In other words: you don’t beat a scammer by subduing him, forcing him to give you his merchandise. The scammer loses his power when you no longer want what he’s teasing you with. You win when you realize that what you really want is something that the scammer can’t sell you, because he never had it.
I’m leaning against Flo on a bench made from wood pallets, and we’re sharing a cold beer. There’s a musical trio onstage, and one of them is playing the saw. We came to Frías, a medieval town on a hill, because Flo saw it on a list of Spain’s most beautiful places, and I believe it’s earned that distinction. We don’t know that there is a musical festival happening until we make it to the castle at the top, and see that hundreds of dread-locked youths have set up tents in the grass by the church. We park just outside the city and stay for a few days. The organizers have rented portable bathrooms, and I take my only indoor shower of the trip. The energy is so creative, so lively; everyone is having a great time enjoying their lives. That is, until the third night, when the drum circle goes on past 4 am. Florian and I are no longer having a great time, no longer enjoying our lives. We decide we’re too old for this hippie bullshit and drive 10 minutes to the river outside of town. We fall asleep to a much softer sound of the flowing water accompanying a croaking frog cacophony.
I’m at a professional programming conference. I’m intimidated because I only started learning to code two years ago. Everyone here knows more than I do, I think. I wonder what they would think if they knew that I found us a lavanderia yesterday, so my clothes wouldn’t smell like I live in an RV. I wonder what they would think if they knew that I’m not staying at the conference hotel with everyone else; that Flo and I found an empty parking lot on top of a mountain just outside the city. There are horses there (and a giant fork statue, for some reason). In the evening, we bring out lawn chairs and drink wine as we watch the brilliant sunset paint the mountains red. In the morning, we make breakfast and Florian drops me off at the convention center in the city. Really, I don’t think anyone would mind if they knew.
I probably only think I’m weirder than they are because I already know what makes me weird; I don’t know the same about them. Whenever I chit chat with a stranger, and they ask me where I live, and I have to say, “nowhere”, and explain what that means, they seem pretty interested in the answer. They were probably expecting something short: Barcelona, Paris, Munich. They ask me how we do it. Everyone thinks that it’s hard. No one knows how incredibly easy my life is. And I’m happy, because I attended a talk about something I had done recently, a project for a client — one of the ways I’ve made money without a job — and I didn’t learn anything new; I had already done everything he instructed. My Imposter Syndrome is abated, for the moment. You can learn a lot over the internet. This is a great time to be an autodidact, and a great time to work from anywhere.

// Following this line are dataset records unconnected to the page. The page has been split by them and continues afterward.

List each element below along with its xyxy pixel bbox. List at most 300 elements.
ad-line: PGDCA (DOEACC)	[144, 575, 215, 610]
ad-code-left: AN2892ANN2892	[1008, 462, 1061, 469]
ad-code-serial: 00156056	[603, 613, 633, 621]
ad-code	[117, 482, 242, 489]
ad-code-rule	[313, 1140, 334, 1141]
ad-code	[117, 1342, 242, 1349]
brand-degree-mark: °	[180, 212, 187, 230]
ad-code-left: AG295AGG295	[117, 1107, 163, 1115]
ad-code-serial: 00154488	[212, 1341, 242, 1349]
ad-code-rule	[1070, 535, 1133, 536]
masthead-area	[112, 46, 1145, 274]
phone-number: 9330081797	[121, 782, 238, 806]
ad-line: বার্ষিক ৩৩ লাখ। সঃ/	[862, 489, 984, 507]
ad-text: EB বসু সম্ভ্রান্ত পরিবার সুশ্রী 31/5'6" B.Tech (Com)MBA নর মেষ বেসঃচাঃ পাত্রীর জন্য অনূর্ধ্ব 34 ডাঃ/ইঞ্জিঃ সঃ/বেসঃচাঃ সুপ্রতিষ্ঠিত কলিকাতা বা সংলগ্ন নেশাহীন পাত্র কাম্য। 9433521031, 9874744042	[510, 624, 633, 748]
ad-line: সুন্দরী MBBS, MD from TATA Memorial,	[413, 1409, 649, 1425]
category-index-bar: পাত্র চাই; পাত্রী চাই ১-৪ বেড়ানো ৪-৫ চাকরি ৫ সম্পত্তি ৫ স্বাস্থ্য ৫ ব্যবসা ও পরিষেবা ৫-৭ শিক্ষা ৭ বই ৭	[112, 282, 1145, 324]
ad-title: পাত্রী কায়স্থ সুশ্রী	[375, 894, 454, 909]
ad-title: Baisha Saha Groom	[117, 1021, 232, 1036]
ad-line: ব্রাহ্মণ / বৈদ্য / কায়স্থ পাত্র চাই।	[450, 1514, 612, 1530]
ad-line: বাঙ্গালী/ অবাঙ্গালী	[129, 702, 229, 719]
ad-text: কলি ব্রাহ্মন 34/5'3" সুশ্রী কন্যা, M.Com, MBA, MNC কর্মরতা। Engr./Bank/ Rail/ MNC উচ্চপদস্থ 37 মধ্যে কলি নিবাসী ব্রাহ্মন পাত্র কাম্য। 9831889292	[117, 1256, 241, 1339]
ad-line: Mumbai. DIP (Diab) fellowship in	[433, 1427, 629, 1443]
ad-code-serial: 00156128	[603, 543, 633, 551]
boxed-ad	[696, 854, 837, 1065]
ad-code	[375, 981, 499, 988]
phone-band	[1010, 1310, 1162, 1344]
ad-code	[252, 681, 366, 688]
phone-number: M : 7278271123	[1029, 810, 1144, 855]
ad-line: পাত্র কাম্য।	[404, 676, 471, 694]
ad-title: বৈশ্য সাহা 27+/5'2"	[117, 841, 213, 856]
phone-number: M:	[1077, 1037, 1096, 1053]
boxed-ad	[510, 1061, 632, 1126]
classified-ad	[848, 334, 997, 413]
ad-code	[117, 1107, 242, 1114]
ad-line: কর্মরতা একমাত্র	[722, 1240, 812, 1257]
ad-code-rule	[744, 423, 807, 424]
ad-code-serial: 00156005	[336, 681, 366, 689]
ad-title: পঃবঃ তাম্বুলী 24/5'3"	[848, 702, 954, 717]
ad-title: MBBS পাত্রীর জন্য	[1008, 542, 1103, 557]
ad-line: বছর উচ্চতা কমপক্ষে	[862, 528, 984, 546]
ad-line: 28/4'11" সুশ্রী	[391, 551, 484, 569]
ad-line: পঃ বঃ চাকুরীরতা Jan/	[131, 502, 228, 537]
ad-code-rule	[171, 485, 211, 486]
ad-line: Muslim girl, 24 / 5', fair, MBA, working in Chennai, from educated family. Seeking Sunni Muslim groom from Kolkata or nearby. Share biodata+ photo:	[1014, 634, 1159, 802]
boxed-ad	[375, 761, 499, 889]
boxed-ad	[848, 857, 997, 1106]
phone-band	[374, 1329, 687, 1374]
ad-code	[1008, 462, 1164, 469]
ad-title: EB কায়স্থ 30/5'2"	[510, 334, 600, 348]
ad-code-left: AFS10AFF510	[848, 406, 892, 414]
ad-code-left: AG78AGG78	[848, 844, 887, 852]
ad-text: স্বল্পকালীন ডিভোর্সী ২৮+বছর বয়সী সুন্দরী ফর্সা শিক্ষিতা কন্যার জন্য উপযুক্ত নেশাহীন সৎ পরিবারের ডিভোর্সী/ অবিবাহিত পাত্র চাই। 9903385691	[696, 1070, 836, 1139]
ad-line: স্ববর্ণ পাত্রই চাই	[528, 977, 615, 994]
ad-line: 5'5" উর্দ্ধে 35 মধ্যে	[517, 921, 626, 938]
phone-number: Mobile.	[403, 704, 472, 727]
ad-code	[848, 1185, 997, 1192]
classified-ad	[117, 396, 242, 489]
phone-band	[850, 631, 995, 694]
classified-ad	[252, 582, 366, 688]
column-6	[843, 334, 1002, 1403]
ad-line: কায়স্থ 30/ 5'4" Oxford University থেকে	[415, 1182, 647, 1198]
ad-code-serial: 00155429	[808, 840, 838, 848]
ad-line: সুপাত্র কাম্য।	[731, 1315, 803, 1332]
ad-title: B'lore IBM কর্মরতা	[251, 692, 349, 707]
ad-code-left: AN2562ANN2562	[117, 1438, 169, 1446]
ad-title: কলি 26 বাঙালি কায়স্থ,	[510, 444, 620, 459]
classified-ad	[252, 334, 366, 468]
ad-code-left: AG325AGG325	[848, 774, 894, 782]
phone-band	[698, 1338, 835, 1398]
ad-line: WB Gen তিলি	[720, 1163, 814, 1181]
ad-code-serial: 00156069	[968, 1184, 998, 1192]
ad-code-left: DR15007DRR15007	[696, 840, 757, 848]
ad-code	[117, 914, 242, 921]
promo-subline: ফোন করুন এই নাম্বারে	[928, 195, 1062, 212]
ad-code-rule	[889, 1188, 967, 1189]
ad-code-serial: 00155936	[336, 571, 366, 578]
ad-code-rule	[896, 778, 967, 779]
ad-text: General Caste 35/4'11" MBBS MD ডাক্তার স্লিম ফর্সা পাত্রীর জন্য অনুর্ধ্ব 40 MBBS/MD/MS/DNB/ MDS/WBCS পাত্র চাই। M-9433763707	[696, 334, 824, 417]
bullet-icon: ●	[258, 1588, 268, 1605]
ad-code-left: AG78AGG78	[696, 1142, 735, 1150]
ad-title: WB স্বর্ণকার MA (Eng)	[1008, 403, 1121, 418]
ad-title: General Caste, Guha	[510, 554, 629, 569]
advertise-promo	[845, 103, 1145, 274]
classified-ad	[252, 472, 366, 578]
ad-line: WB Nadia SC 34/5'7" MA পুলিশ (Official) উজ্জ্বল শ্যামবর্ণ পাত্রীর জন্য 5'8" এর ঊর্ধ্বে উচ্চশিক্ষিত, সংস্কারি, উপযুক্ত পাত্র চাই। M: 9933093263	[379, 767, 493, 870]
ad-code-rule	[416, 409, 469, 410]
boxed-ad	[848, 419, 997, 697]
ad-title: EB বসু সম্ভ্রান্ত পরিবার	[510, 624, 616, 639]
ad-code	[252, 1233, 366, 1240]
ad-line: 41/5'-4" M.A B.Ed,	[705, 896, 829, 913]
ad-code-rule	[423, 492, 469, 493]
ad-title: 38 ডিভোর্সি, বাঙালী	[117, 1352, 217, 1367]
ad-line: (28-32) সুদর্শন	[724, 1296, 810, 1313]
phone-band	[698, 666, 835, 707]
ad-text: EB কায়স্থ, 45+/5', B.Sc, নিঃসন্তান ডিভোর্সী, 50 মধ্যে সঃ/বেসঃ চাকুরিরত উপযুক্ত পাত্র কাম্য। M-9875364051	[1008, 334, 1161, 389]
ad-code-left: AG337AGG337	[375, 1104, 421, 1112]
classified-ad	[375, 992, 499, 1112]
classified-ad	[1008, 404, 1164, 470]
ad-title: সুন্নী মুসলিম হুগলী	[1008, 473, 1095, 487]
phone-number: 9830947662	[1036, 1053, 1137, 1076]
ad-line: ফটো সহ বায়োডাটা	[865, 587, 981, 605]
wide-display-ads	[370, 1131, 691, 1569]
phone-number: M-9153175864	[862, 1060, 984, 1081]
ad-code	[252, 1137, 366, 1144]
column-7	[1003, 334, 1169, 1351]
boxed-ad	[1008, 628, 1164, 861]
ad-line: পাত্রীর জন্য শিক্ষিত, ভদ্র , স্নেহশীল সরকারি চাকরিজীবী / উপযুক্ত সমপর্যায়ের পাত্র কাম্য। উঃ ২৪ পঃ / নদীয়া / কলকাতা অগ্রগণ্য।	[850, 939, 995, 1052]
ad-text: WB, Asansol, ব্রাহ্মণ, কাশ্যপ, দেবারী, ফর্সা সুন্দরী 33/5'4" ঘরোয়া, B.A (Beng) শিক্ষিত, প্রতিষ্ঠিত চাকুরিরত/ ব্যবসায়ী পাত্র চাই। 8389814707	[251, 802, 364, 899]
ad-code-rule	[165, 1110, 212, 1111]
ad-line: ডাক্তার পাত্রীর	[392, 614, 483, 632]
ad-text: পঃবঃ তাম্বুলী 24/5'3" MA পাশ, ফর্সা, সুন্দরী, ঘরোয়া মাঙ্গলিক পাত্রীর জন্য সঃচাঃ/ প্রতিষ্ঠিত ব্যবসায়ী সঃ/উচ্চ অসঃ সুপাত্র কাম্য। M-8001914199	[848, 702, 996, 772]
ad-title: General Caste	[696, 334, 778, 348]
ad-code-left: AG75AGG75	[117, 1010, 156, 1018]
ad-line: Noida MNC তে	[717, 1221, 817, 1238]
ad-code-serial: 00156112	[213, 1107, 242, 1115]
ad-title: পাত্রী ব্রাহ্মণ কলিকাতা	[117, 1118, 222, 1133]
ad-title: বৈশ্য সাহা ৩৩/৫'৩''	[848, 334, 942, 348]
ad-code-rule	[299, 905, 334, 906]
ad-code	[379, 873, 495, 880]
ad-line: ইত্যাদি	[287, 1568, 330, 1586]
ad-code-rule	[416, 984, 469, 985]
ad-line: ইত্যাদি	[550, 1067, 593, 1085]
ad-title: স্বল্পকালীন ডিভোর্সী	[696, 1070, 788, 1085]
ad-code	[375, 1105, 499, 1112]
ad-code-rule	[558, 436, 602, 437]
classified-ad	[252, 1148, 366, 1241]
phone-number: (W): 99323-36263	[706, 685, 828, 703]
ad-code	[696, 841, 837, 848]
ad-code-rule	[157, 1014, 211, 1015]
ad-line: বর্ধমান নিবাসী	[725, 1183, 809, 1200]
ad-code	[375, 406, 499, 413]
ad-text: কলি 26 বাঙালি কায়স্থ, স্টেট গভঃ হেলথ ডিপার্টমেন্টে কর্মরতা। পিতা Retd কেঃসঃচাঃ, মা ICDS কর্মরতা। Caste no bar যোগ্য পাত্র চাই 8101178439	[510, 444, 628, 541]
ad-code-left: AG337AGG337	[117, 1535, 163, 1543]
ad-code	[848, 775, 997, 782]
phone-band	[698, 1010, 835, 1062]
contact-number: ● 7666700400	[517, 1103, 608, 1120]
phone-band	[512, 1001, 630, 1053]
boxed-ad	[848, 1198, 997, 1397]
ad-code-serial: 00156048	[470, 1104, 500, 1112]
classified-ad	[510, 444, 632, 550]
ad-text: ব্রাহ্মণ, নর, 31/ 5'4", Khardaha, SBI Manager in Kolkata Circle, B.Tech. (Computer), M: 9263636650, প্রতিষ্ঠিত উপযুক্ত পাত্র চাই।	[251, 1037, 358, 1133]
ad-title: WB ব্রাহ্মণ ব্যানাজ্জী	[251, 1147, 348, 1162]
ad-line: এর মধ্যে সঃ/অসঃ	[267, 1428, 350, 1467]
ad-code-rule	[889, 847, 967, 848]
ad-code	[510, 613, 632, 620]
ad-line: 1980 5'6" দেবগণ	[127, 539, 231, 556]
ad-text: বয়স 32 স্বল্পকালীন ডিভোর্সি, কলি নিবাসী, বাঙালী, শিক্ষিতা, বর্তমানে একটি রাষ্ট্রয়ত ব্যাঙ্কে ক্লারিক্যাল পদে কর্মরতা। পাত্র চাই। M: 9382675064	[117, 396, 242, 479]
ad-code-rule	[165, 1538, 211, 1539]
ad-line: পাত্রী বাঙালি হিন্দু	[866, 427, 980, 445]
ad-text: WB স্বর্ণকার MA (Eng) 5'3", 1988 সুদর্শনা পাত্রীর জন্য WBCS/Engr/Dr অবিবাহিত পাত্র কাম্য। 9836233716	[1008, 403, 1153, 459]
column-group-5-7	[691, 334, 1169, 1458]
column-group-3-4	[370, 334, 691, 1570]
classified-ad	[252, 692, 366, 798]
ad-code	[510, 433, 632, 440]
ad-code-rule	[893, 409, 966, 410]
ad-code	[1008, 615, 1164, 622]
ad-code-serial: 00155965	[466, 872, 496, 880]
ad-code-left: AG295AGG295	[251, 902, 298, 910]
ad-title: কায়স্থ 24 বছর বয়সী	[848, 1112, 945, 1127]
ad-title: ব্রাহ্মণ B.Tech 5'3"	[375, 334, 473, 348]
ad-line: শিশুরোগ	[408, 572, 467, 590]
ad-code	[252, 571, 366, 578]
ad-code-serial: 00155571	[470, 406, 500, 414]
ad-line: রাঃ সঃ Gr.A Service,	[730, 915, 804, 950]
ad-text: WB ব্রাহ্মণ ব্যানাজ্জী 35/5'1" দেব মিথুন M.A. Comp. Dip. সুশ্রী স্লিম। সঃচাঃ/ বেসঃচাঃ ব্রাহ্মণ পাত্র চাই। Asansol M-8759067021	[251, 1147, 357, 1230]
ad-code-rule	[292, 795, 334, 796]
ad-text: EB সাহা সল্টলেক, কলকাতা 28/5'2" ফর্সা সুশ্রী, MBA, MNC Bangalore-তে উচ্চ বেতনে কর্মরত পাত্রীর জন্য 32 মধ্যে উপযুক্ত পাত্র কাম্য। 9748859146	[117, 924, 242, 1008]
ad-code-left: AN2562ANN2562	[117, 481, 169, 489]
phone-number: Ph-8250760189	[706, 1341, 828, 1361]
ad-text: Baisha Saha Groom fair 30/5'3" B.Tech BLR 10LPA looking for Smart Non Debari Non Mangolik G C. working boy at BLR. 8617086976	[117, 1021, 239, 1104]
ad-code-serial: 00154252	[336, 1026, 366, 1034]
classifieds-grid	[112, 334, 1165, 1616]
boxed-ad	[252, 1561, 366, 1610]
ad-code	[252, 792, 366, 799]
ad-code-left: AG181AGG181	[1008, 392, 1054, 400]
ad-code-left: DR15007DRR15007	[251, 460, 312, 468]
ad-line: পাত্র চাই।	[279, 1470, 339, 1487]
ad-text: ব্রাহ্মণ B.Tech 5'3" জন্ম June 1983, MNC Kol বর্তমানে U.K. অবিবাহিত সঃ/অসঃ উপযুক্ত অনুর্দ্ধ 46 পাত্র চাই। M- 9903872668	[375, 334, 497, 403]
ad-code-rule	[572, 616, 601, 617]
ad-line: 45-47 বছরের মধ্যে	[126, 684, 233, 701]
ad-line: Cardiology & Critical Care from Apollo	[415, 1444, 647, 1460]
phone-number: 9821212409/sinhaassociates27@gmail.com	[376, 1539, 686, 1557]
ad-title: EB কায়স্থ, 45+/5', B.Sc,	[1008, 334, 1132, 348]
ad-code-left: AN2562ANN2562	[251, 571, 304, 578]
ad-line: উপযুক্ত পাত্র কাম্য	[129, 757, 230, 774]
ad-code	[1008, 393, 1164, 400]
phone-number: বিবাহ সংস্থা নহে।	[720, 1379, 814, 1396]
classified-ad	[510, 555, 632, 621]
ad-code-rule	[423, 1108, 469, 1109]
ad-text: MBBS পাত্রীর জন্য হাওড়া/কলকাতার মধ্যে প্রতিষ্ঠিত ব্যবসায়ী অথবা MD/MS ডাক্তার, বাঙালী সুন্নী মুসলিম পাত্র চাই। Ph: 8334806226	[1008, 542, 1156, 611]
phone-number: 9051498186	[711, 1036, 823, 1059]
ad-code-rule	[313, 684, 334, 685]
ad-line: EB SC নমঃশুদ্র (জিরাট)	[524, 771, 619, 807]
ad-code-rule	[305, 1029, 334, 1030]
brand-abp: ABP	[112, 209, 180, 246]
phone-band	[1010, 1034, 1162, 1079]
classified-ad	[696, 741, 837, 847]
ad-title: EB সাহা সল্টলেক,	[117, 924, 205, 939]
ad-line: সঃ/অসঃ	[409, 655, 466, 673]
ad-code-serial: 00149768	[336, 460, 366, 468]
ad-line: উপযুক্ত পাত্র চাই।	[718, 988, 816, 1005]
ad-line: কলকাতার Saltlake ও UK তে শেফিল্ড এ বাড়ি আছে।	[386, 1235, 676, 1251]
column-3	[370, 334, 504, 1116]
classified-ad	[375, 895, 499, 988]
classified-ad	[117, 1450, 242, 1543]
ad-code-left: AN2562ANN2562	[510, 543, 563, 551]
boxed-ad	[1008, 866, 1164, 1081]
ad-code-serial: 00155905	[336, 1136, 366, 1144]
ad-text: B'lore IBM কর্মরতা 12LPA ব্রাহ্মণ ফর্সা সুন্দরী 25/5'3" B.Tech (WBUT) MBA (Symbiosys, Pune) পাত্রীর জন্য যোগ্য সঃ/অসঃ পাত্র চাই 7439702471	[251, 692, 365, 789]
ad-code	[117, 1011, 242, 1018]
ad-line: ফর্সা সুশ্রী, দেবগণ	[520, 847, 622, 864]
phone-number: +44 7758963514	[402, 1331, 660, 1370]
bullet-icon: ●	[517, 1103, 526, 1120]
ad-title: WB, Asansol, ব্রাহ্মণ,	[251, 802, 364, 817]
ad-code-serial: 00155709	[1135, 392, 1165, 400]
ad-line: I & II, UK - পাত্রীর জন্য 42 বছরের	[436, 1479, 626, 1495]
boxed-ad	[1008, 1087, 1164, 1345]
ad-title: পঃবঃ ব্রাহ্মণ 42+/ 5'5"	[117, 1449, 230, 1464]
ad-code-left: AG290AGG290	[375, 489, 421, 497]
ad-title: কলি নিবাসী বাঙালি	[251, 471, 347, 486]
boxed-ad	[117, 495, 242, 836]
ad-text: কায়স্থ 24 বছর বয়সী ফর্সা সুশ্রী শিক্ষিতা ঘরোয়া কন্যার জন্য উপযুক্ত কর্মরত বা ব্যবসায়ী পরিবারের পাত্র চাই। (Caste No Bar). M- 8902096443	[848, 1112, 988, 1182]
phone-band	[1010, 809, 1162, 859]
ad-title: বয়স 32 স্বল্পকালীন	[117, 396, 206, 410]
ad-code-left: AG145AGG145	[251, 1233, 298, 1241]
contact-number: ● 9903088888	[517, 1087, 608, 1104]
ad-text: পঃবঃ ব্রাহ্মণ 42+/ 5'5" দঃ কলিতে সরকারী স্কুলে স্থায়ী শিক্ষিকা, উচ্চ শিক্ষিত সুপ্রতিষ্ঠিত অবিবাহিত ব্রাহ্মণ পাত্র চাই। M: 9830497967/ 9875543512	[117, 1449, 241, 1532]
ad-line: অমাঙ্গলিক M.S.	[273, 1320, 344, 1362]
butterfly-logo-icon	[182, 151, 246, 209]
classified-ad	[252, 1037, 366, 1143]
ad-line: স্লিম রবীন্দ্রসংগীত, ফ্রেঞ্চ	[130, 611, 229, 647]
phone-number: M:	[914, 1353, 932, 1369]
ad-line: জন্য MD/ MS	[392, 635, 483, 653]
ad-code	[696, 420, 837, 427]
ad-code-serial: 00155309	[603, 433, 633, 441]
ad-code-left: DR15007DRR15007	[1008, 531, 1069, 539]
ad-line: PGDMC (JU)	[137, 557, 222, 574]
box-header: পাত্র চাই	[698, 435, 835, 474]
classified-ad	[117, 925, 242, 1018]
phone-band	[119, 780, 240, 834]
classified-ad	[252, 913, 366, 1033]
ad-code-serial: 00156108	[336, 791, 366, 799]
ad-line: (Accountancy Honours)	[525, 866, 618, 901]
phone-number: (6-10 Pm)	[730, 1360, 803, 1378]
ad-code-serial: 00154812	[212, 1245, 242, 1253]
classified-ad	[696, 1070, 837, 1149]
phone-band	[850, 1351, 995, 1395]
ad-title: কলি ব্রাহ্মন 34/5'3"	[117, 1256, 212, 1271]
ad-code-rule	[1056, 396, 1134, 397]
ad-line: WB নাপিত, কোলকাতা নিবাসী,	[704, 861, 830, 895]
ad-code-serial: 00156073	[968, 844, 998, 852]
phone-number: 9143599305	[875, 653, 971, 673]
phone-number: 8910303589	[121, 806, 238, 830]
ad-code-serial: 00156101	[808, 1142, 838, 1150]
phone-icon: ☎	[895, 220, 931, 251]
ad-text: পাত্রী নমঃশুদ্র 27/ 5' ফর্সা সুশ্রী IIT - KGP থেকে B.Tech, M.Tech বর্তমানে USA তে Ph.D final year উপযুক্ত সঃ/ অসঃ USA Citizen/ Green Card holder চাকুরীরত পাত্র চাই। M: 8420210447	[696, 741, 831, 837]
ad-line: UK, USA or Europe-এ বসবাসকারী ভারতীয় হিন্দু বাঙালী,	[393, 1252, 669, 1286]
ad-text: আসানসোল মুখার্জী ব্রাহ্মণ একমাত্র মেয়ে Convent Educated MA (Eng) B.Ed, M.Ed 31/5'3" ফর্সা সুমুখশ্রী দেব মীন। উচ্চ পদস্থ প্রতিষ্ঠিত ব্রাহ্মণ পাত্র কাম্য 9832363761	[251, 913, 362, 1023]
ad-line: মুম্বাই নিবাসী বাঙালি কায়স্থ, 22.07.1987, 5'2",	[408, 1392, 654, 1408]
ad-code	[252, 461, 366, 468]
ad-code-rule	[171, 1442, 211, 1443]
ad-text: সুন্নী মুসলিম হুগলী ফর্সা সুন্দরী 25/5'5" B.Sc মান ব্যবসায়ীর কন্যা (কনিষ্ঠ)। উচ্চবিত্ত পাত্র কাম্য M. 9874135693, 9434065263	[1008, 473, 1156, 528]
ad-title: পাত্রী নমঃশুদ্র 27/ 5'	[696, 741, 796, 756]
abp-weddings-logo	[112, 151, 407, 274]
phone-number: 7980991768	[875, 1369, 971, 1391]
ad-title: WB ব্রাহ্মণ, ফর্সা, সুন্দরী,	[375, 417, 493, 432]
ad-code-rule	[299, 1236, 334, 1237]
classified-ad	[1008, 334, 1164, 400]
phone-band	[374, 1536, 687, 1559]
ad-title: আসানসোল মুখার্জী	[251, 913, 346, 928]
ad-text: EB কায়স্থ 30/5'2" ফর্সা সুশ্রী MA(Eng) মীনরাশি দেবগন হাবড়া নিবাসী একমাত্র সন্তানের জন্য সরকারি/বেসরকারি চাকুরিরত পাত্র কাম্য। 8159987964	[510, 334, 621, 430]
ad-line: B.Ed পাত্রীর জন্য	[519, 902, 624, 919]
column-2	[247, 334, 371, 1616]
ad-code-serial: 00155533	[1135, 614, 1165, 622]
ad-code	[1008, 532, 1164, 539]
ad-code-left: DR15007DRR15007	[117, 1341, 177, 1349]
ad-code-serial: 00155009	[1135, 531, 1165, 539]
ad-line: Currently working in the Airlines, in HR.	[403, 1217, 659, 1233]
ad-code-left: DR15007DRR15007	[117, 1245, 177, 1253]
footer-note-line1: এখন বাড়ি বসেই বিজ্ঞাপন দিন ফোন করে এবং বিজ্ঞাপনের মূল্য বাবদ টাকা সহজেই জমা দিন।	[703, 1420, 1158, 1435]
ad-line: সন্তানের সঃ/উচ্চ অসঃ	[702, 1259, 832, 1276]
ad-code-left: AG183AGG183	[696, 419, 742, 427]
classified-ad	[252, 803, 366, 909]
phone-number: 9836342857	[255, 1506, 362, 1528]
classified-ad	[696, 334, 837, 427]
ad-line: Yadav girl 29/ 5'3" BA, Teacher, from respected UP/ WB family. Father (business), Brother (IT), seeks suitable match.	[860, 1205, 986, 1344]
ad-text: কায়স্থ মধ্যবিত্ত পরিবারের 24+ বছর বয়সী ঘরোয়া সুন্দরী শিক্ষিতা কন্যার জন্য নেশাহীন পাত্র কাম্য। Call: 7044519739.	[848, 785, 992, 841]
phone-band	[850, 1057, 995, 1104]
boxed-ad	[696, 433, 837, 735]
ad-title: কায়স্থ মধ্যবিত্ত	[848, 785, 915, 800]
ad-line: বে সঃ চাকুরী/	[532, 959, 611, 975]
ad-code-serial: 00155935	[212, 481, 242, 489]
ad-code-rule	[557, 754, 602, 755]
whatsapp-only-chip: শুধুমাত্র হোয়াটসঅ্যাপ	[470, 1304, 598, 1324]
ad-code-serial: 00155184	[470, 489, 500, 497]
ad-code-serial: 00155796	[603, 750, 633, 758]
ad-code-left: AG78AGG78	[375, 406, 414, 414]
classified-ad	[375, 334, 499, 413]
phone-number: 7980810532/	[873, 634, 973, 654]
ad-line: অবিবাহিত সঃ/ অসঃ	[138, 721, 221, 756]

The lake is so crystalline. I don’t know if I’ve ever seen a more gorgeous reflection of a more gorgeous mountain, on a more gorgeous morning. We’re not in Spain anymore. We’re on our way back to Germany via Italy, right around Lago di Como. This is the first time I’ve seen the view properly — we found this spot on accident in the dark. It was late, time to sleep, and we found a parking lot that was safe but boring. We decided to keep going through a tunnel, and that led us straight to the lake. It feels appropriate for our last morning in the RV this summer. Waking up to the beauty we didn’t know we were looking for until we went and found it.